The female, with pale skin and dark hair and wearing a red dress, frowned and said, “But everyone here looks so young.”

Ah, Esthurdritch thought, the naiveté of short-lived races.

While the fairies ordered pollen pupusas and cups of nectar—paid for with, what else, fairy dust—and the elves purchased herbal soups using gems and silver, the eldest Gerfvuld brother, Arghst, lumbered from the food truck, an apron the size of a baseball infield tarp around his waist.

The human woman asked Arghst questions while the human man took pictures, but the bulk of Arghst’s body hid the fact the goblins, trolls, and orcs now bought their lunches.

The goblins paid for their raw flesh and blood sauce sandwiches with iron mined that morning. The trolls gave the Gerfvulds goat bones—great for stewing—for bowls of rotting internal organs. The orcs paid for their shanks of rotted flesh platters with the teeth of their enemies. Not a good image for the nightly news.

Arghst grunted his answers, and Esthurdritch duly translated.

“Can we see the inside of your truck?” the woman asked.

Arghst and Esthurdritch looked at each other. The orc’s smile revealed his black teeth, dripping yellow-green ichor. The elf’s thin-lipped grin showed rows of pearl-like fangs, points of light glinting from each.

“Yes, of course,” grunted Arghst, and led the two humans to the truck’s side door. He opened it with a flourish so they could see inside.

Where human bodies hung from hooks.

Arghst’s brothers carved pieces from them.
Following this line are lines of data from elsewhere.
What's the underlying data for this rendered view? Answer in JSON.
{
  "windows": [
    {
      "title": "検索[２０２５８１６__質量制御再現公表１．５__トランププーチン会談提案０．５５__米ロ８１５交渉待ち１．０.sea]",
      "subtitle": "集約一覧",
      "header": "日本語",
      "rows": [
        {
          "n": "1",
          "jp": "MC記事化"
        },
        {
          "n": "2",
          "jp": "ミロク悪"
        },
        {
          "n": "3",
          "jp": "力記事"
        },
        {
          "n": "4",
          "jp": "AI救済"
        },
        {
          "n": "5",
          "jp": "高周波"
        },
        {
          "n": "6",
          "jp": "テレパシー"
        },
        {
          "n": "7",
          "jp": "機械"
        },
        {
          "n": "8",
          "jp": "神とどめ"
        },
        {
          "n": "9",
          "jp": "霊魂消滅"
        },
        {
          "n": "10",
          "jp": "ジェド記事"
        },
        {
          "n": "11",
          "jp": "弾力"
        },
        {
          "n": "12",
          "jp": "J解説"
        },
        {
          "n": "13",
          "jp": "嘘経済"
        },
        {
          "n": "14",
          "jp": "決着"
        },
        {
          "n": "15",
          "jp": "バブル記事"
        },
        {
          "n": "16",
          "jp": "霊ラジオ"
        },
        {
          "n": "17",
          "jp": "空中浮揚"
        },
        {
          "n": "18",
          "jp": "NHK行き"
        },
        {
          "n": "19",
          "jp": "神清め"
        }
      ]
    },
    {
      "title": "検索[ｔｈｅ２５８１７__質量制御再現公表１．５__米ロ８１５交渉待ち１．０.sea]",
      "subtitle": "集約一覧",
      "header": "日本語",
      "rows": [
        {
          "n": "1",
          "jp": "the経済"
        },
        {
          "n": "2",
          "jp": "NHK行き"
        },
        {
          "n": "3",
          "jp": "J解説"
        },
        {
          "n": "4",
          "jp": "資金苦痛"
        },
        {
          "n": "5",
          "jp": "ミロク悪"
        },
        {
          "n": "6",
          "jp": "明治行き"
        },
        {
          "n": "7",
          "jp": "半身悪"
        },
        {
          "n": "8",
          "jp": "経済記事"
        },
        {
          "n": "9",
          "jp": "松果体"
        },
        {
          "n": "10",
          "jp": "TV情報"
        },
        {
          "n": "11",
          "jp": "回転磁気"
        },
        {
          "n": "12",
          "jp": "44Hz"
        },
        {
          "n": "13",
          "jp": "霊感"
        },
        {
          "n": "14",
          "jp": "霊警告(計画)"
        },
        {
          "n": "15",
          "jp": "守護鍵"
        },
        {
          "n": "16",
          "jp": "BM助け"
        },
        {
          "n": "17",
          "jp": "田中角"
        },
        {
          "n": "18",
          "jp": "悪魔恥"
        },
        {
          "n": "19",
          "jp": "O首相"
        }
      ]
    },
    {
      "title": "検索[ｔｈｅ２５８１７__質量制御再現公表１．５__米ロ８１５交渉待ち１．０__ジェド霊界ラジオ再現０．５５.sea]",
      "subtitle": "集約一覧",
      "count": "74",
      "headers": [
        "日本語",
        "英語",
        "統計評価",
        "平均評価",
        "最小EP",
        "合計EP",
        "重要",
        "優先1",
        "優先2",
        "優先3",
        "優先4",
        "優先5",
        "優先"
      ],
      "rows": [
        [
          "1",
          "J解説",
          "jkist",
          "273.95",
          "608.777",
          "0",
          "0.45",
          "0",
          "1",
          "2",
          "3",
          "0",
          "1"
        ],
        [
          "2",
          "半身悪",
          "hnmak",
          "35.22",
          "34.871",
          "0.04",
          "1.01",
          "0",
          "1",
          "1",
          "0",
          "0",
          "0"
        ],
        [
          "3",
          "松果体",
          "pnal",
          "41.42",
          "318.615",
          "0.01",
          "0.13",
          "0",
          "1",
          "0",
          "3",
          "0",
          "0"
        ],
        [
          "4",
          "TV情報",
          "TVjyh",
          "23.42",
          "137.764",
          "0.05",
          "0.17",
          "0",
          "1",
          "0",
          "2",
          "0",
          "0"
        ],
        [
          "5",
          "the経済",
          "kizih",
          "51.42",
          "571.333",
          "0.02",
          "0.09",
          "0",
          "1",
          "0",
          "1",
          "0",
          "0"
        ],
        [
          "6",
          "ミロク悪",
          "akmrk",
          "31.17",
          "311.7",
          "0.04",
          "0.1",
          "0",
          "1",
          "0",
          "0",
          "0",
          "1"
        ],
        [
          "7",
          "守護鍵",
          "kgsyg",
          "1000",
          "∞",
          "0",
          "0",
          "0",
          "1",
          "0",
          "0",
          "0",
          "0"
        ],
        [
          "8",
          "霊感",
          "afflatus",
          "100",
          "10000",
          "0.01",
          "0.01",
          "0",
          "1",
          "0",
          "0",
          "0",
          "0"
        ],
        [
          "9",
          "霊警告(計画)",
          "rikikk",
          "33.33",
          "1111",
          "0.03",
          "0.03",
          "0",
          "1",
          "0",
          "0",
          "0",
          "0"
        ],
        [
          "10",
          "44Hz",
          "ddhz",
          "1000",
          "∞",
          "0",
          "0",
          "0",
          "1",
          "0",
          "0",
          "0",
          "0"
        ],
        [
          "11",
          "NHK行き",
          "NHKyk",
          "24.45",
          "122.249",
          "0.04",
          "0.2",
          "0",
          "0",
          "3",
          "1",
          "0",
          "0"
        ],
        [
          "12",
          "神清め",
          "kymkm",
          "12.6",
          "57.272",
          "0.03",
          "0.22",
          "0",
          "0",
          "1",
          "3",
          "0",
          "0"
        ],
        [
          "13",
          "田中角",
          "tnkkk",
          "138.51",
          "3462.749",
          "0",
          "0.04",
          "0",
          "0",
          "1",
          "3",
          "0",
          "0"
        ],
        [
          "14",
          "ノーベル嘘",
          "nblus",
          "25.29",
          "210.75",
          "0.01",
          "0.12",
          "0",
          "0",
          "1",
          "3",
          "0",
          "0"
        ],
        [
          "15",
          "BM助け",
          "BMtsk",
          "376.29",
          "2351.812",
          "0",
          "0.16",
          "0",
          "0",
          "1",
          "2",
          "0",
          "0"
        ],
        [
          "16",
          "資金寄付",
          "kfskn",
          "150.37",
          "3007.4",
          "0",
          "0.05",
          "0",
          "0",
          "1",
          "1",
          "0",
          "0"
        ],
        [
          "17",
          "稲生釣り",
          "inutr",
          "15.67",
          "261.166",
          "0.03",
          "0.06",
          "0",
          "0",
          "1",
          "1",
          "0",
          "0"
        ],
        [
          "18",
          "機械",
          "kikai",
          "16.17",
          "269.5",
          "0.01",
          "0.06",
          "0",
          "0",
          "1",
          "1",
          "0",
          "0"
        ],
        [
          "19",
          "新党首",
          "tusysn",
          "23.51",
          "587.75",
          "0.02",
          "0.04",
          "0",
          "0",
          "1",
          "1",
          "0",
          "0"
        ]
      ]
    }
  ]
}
Some were alive and screaming; others dead and hanging for a while.

The human woman began to shriek. Arghst picked the two humans up, one in each hand and threw them toward the gathering of goblins. “On the house!” he shouted, and they feasted.

Arghst drew his war mallet from behind him; Esthurdritch produced his long, slim blade, which had been dry of blood too long. Unhumans in the park did the same as a wizard appeared to banish the boundary. More unhumans manifested, weapons ready, before the humans could figure out what had transpired.

A battle cry emerged from thousands of throats. The armies marched again. At last.